Doutor Gilmar Stelo, advogado e fundador do Stelo Advogados, chama atenção para uma etapa das relações empresariais que costuma receber menos atenção do que a assinatura: a própria negociação. Antes de existir um contrato definitivo, as partes já podem trocar informações, apresentar condições, solicitar documentos e tomar decisões com base no avanço das tratativas.
Isso não significa que toda negociação iniciada obrigue as partes a concluir o negócio. O ponto jurídico é outro. O Código Civil estabelece a boa-fé como parâmetro para a conclusão e a execução dos contratos, e o comportamento adotado durante uma negociação pode ser relevante quando uma das partes cria expectativas legítimas e posteriormente age de maneira incompatível com elas.
Negociar não significa contratar
Uma conversa comercial, uma reunião ou uma troca de propostas não representa necessariamente a formação de um contrato. As partes podem estar avaliando possibilidades, comparando condições ou dependendo de aprovações internas antes de assumir uma obrigação definitiva.
Doutor Gilmar Stelo explica que essa distinção é importante porque evita dois extremos. De um lado, considerar que qualquer negociação já gera um vínculo contratual completo. De outro, acreditar que tudo é permitido antes da assinatura, independentemente da forma como as tratativas foram conduzidas.
A boa-fé também aparece antes da assinatura
A boa-fé objetiva estabelece padrões de comportamento que podem alcançar diferentes momentos da relação entre as partes. Durante uma negociação, isso pode envolver cuidado com informações relevantes, coerência das condutas e respeito às expectativas legitimamente produzidas pela própria atuação dos envolvidos.
O problema pode surgir quando uma parte conduz tratativas avançadas durante longo período, solicita informações estratégicas, induz determinados investimentos ou cria uma expectativa concreta de conclusão e, posteriormente, rompe a negociação em circunstâncias que geram prejuízo injustificado. A análise depende sempre do caso concreto.
Nem todo prejuízo gera indenização
O simples fato de uma negociação não chegar ao fim não significa que exista automaticamente responsabilidade civil. Empresas têm liberdade para desistir de negócios quando ainda não existe obrigação de contratar, especialmente quando isso está dentro das condições previamente apresentadas.

Doutor Gilmar Stelo, referência em atuação estratégica no Direito, ressalta que a questão está em identificar se houve uma conduta juridicamente abusiva ou incompatível com os deveres aplicáveis àquela negociação. O prejuízo precisa ser analisado junto com a conduta, o contexto e a existência de relação causal entre o comportamento e o dano alegado.
Informações trocadas também merecem atenção
Negociações empresariais frequentemente envolvem informações financeiras, estratégias comerciais, dados de clientes, processos internos e documentos confidenciais. Mesmo quando o contrato definitivo ainda não foi assinado, as partes podem estabelecer instrumentos específicos de confidencialidade para disciplinar o uso dessas informações.

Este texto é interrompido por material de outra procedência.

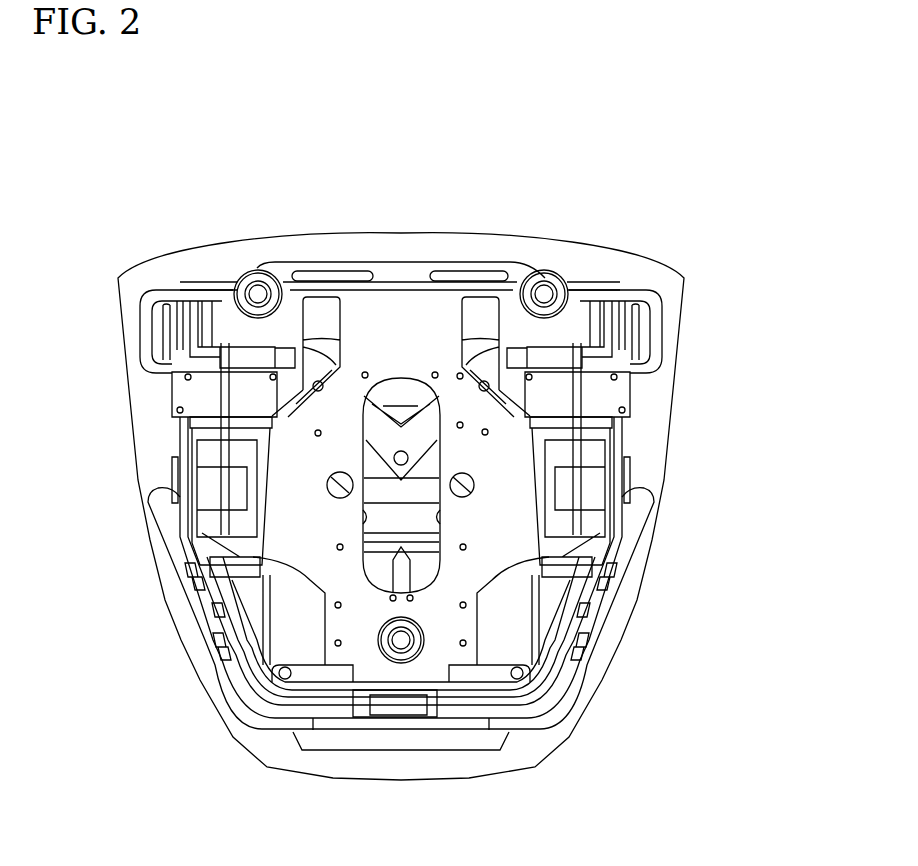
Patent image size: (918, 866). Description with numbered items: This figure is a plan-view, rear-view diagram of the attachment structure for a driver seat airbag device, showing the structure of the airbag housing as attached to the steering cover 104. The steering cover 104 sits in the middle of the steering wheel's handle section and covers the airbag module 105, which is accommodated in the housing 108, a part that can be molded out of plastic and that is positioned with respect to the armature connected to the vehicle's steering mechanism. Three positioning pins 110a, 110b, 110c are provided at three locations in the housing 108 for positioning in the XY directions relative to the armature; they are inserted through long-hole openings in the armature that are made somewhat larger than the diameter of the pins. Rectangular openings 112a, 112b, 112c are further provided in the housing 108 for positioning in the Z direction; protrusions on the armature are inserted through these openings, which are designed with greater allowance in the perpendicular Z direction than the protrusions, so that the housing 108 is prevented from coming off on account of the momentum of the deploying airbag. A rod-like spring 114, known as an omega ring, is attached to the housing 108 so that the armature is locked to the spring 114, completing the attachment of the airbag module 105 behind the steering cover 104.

The steering cover 104 is at (688, 286).
The airbag module 105 is at (318, 348).
The housing 108 is at (637, 552).
The positioning pin 110a is at (258, 292).
The positioning pin 110b is at (548, 292).
The positioning pin 110c is at (401, 660).
The rectangular opening 112a is at (203, 330).
The rectangular opening 112b is at (598, 330).
The rectangular opening 112c is at (368, 705).
The spring 114 is at (577, 486).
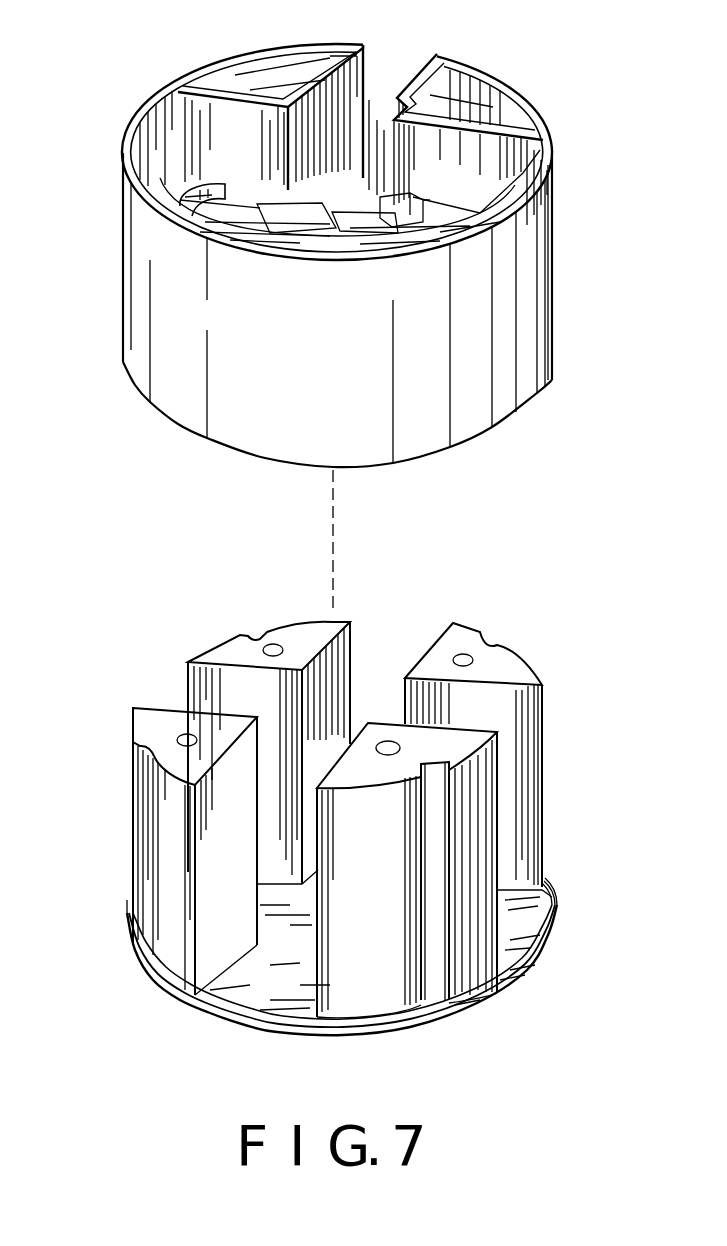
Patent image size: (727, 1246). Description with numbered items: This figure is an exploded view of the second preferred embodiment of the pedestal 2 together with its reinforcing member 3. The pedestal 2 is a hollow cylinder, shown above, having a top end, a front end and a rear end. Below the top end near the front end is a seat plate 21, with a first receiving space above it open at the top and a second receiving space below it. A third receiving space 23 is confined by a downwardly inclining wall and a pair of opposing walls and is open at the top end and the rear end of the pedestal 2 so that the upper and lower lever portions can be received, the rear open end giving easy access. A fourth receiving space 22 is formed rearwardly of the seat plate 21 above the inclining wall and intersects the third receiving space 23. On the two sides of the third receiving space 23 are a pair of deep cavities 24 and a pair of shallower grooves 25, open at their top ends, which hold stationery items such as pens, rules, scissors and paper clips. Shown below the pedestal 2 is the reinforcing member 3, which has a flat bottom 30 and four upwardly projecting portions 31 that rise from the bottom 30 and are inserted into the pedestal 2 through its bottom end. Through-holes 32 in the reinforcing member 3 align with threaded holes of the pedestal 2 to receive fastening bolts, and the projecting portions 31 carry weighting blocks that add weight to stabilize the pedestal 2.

The pedestal 2 is at (113, 231).
The seat plate 21 is at (273, 227).
The fourth receiving space 22 is at (232, 190).
The third receiving space 23 is at (357, 200).
The deep cavities 24 is at (548, 200).
The shallower grooves 25 is at (243, 78).
The reinforcing member 3 is at (559, 722).
The flat bottom 30 is at (277, 992).
The projecting portions 31 is at (297, 633).
The through-holes 32 is at (147, 947).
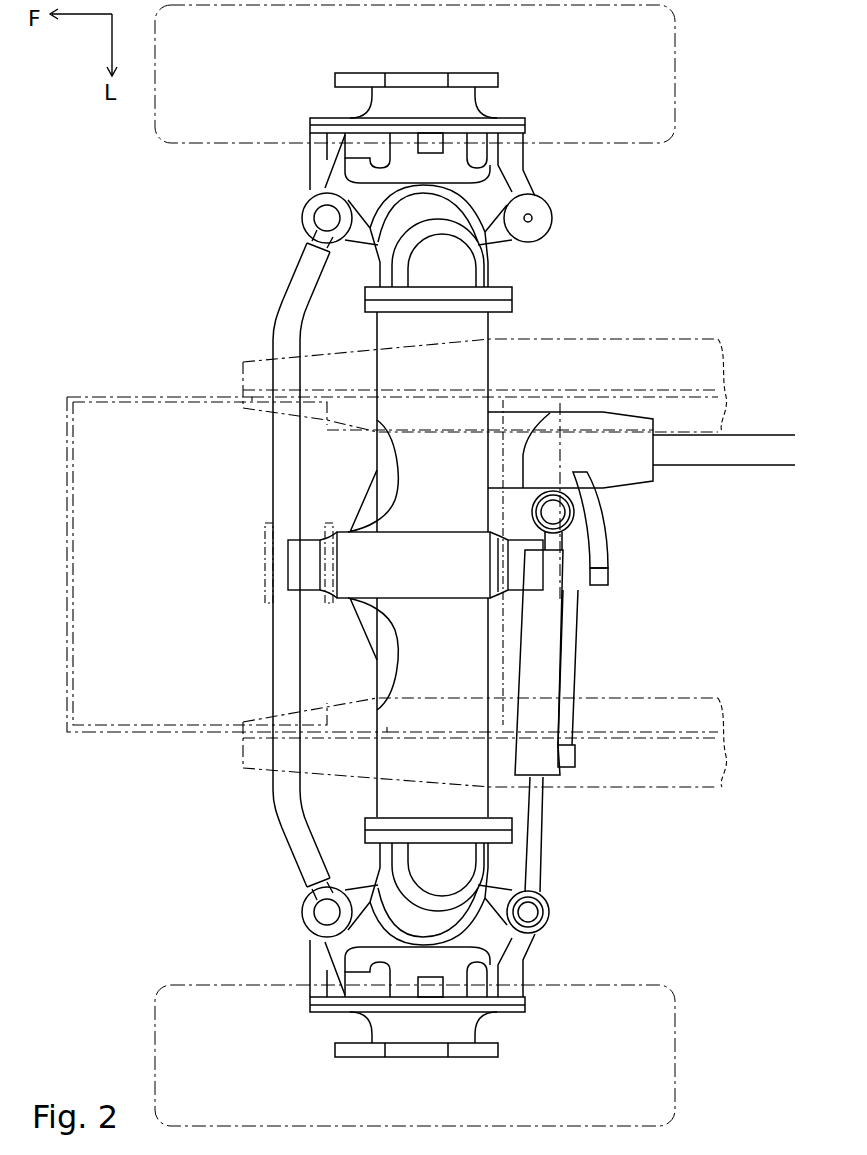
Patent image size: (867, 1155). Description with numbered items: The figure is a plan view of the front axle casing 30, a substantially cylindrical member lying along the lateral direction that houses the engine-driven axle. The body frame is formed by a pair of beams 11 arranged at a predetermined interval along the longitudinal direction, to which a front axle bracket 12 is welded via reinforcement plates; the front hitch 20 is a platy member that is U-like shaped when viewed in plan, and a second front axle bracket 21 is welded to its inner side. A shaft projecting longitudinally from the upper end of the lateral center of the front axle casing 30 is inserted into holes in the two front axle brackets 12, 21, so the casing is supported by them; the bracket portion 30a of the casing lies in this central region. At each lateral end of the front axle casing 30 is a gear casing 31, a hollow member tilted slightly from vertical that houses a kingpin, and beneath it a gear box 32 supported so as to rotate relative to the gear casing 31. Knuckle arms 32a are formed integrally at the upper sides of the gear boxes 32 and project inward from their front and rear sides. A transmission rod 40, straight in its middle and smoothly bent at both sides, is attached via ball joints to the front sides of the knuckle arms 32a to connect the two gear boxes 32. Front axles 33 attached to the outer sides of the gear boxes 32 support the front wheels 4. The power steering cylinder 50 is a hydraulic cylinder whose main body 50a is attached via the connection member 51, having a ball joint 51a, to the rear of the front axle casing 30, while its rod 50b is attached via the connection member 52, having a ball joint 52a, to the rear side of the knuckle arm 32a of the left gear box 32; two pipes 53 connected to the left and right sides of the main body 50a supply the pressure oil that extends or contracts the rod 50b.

The front wheel 4 is at (691, 69).
The beam 11 is at (706, 328).
The front axle bracket 12 is at (572, 456).
The front hitch 20 is at (110, 382).
The front axle bracket 21 is at (254, 574).
The front axle casing 30 is at (364, 331).
The bracket portion of axle housing 30a is at (545, 418).
The gear casing 31 is at (556, 238).
The gear box 32 is at (560, 160).
The knuckle arm 32a is at (347, 185).
The front axle 33 is at (498, 80).
The transmission rod 40 is at (300, 290).
The power steering cylinder 50 is at (589, 721).
The main body 50a is at (545, 633).
The rod 50b is at (540, 862).
The connection member 51 is at (586, 526).
The ball joint 51a is at (560, 508).
The connection member 52 is at (562, 916).
The ball joint 52a is at (535, 918).
The pipe 53 is at (600, 555).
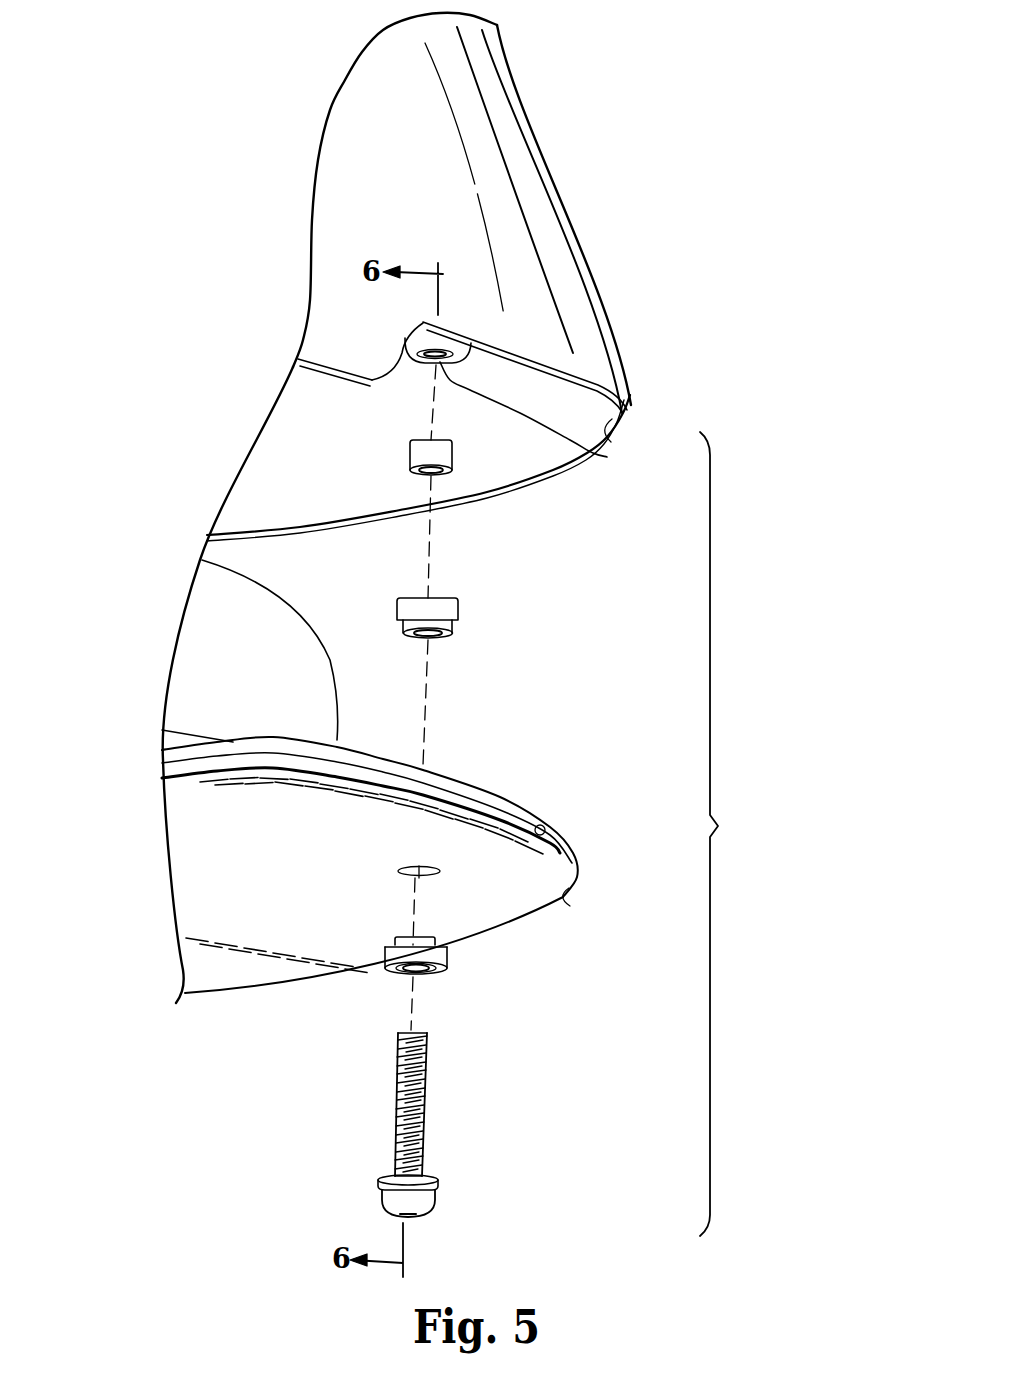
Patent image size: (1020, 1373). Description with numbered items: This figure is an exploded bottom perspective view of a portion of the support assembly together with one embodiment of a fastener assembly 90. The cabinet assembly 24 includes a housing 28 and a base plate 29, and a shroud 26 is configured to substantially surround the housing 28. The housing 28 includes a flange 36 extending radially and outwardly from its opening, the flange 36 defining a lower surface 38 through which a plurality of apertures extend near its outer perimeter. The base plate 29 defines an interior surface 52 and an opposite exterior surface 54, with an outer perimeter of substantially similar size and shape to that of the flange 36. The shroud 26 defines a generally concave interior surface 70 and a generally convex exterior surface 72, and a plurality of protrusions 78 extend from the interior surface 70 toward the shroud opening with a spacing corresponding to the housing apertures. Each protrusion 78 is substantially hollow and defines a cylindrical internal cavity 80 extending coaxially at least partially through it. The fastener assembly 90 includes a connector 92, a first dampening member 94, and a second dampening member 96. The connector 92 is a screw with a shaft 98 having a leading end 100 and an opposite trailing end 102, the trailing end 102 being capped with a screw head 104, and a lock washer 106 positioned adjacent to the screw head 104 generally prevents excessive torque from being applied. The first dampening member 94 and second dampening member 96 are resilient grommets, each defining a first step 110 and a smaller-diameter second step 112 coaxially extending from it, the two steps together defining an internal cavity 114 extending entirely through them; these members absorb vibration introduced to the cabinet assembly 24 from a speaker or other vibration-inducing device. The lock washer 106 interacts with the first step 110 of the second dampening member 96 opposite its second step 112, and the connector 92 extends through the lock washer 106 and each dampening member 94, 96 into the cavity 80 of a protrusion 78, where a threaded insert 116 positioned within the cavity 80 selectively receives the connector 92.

The cabinet assembly 24 is at (547, 700).
The shroud 26 is at (530, 148).
The housing 28 is at (207, 645).
The base plate 29 is at (560, 897).
The flange 36 is at (510, 793).
The lower surface 38 is at (543, 828).
The interior surface 52 is at (560, 836).
The exterior surface 54 is at (240, 972).
The interior surface 70 is at (607, 440).
The exterior surface 72 is at (612, 347).
The protrusion 78 is at (448, 330).
The internal cavity 80 is at (598, 447).
The fastener assembly 90 is at (725, 834).
The connector 92 is at (425, 1103).
The first dampening member 94 is at (457, 607).
The second dampening member 96 is at (442, 960).
The shaft 98 is at (402, 1078).
The leading end 100 is at (423, 1033).
The trailing end 102 is at (423, 1158).
The screw head 104 is at (418, 1200).
The lock washer 106 is at (437, 1190).
The first step 110 is at (433, 603).
The second step 112 is at (448, 630).
The internal cavity 114 is at (428, 637).
The threaded insert 116 is at (445, 457).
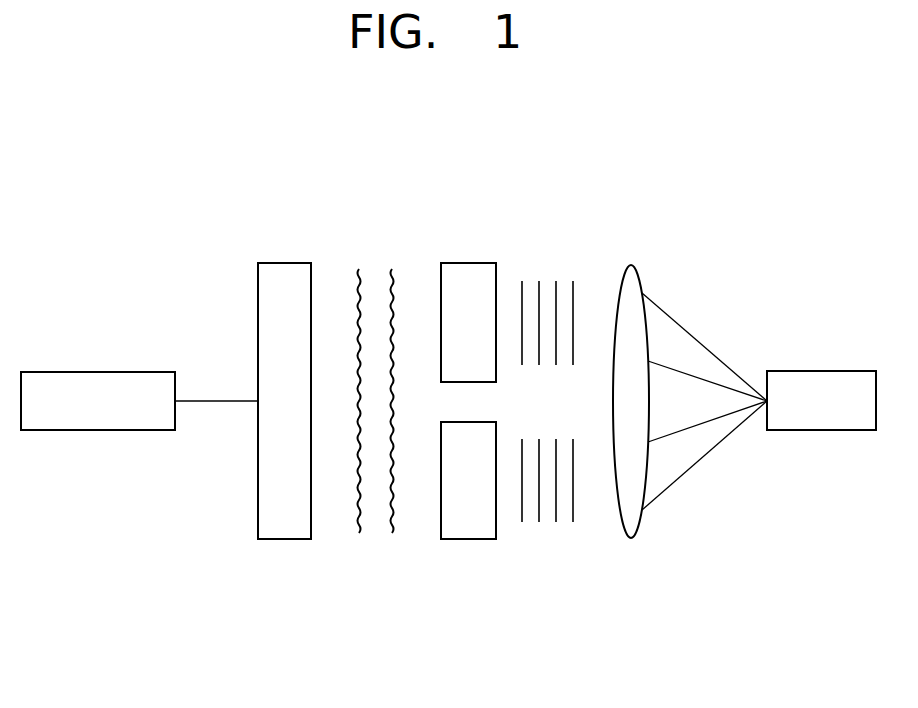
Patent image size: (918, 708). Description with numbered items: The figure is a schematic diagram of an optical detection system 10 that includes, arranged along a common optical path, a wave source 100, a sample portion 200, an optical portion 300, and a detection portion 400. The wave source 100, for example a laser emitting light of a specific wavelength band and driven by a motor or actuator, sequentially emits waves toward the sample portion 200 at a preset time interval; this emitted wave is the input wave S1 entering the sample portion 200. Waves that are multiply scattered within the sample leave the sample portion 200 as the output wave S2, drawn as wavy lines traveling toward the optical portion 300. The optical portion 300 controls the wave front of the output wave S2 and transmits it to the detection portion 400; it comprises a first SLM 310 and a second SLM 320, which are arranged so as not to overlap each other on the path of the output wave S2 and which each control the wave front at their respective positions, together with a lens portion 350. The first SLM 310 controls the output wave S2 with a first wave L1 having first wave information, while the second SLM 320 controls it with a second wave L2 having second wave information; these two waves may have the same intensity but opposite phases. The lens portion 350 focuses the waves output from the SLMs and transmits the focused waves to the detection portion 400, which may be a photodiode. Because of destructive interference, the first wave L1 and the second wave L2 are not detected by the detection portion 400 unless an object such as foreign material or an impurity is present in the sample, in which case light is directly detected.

Esse cuidado é especialmente importante quando a negociação envolve aquisição de empresas, parcerias estratégicas ou desenvolvimento conjunto de produtos. A decisão de não concluir o negócio não transforma automaticamente em legítimo o uso das informações obtidas durante as tratativas.
Como reduzir conflitos durante a negociação?
Uma medida preventiva é deixar claro quais etapas representam apenas negociação e quais dependem de condições adicionais. Também pode ser útil estabelecer por escrito quais informações são confidenciais, quem poderá acessá-las e para qual finalidade poderão ser utilizadas.
Doutor Gilmar Stelo, especialista na área jurídica, contencioso e administrativo, indica que essa organização não precisa impedir negociações flexíveis. Pelo contrário, regras claras podem permitir que as partes avancem com maior segurança, sem confundir intenção de contratar com obrigação definitiva.
O ponto central é que a assinatura não representa necessariamente o primeiro momento juridicamente relevante de uma relação. Dependendo das circunstâncias, o comportamento adotado durante as tratativas pode produzir consequências que precisam ser avaliadas separadamente da existência ou não de um contrato final.
Para as empresas, isso significa que a negociação merece atenção jurídica própria. Saber quando existe apenas uma possibilidade de negócio, quando uma obrigação já foi assumida e quais deveres permanecem durante as tratativas ajuda a evitar que uma negociação interrompida se transforme em um conflito posterior.
Por fim, a segurança jurídica, nesse caso, não depende de transformar toda conversa comercial em contrato. Depende de estabelecer limites claros para aquilo que está sendo negociado e compreender que a liberdade de não contratar não significa liberdade para conduzir qualquer negociação de qualquer maneira.